How do you think we can preserve this food culture of Singapore, which is one of the reasons for Singapore’s popularity among travellers?
We can preserve and reinvent the recipes of our forefathers, cooking these existing dishes even better than them and catering them to the changes of society.
Many consider hawker food to be a dying trade, due to the younger generation being unwilling to take up this career, plus, the disapproval of their parents. As a parent yourself to James and Megan, do you see yourself allowing them to pursue a career in hawker food?
I have always told them that in whatever they do, as long as they are number 1, they will be rewarded for their effort. The same is true of hawker food. In society, everybody has a different passion and people should find jobs according to their passions. If my kids have a passion in this area, they can certainly pursue it with all their heart.
Your latest book, Only The Best! (2nd Edition), contains revised locations of certain hawker stores, as well as new recommendations for hawker food. Do you have anything else to say to your readers about this new-and-improved food guide?
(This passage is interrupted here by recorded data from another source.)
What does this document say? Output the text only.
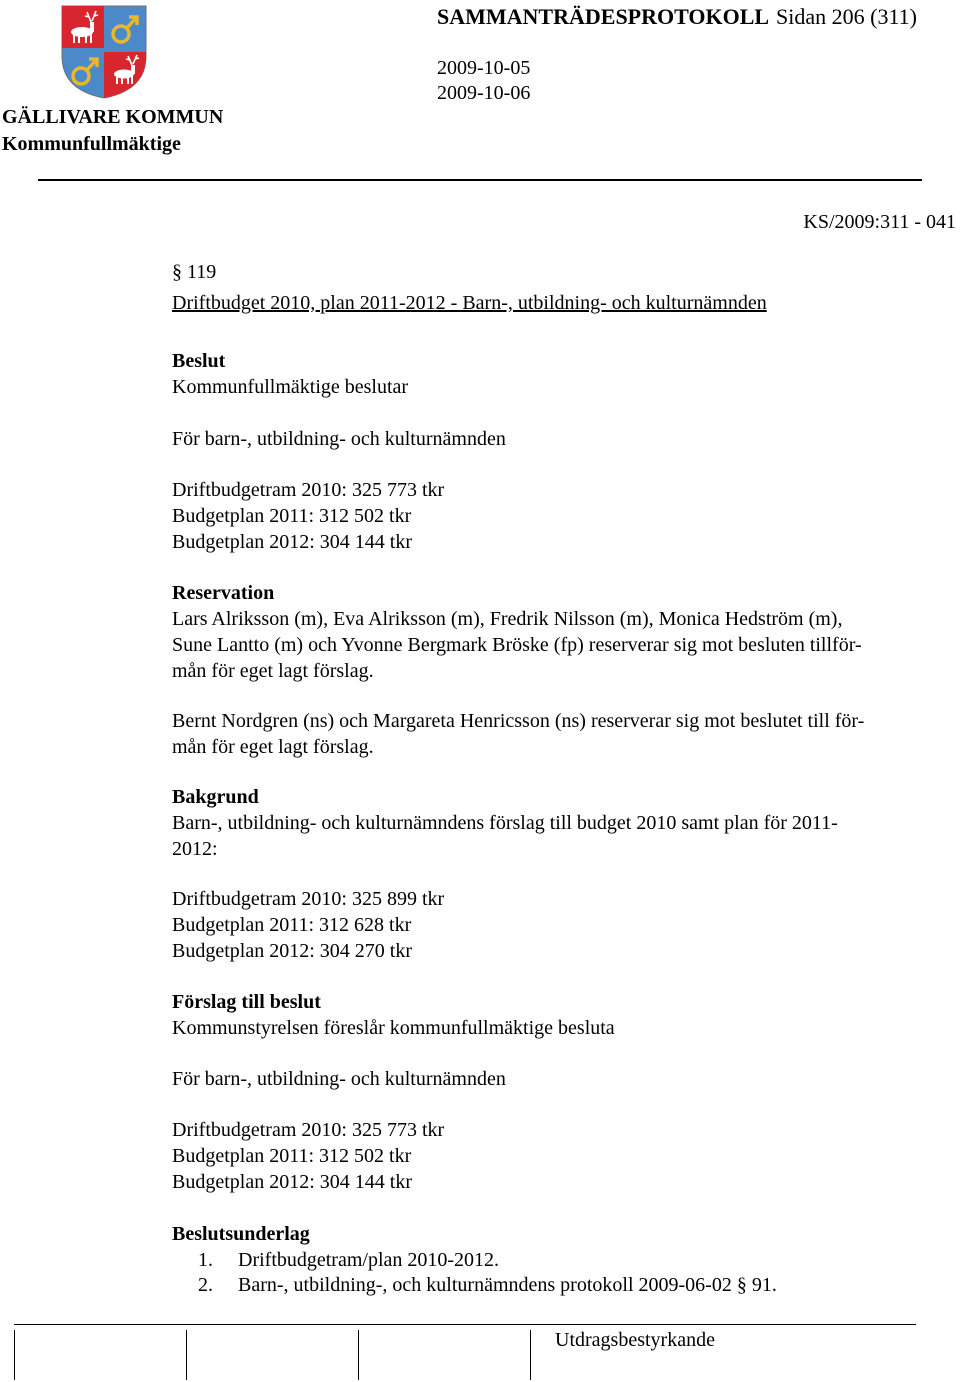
SAMMANTRÄDESPROTOKOLL Sidan 206 (311)
2009-10-05
2009-10-06
GÄLLIVARE KOMMUN
Kommunfullmäktige
KS/2009:311 - 041
§ 119
Driftbudget 2010, plan 2011-2012 - Barn-, utbildning- och kulturnämnden
Beslut
Kommunfullmäktige beslutar
För barn-, utbildning- och kulturnämnden
Driftbudgetram 2010: 325 773 tkr
Budgetplan 2011: 312 502 tkr
Budgetplan 2012: 304 144 tkr
Reservation
Lars Alriksson (m), Eva Alriksson (m), Fredrik Nilsson (m), Monica Hedström (m),
Sune Lantto (m) och Yvonne Bergmark Bröske (fp) reserverar sig mot besluten tillför-
mån för eget lagt förslag.
Bernt Nordgren (ns) och Margareta Henricsson (ns) reserverar sig mot beslutet till för-
mån för eget lagt förslag.
Bakgrund
Barn-, utbildning- och kulturnämndens förslag till budget 2010 samt plan för 2011-
2012:
Driftbudgetram 2010: 325 899 tkr
Budgetplan 2011: 312 628 tkr
Budgetplan 2012: 304 270 tkr
Förslag till beslut
Kommunstyrelsen föreslår kommunfullmäktige besluta
För barn-, utbildning- och kulturnämnden
Driftbudgetram 2010: 325 773 tkr
Budgetplan 2011: 312 502 tkr
Budgetplan 2012: 304 144 tkr
Beslutsunderlag
1. Driftbudgetram/plan 2010-2012.
2. Barn-, utbildning-, och kulturnämndens protokoll 2009-06-02 § 91.
Utdragsbestyrkande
There are not many food guides out there that take eight years to write! I made it a point to visit all the stalls myself to make sure that I only recommend the best stalls in order that our readers don’t waste their calories on yucky food. I hope that it achieves its goal.
Since we are on the topic of the Only The Best! food guide, why don’t you tell us three of YOUR favourite local hawker dishes that you featured in your guide?
Fried Hokkien mee from Geylang Lor 29, bak kut teh from Founder at Rangoon Road and char kway teow from Hillstreet Char Kway Teow.
- – – – -
Only The Best! The ieatishootipost Guide to Singapore’s Shiokest Hawker Food (2nd edition) is available in most major bookstores. Or get your hands on it here. To see the many more things Dr Leslie Tay is up to—or to feast your eyes on whatever he’s eating—visit his food blog, ieatishootipost.
Apart from being an established author, doctor, speaker and photographer, Dr Leslie Tay is also involved in doing his best to contribute to the less fortunate. Profits from his events are usually donated to Goducate to help the poor, help themselves.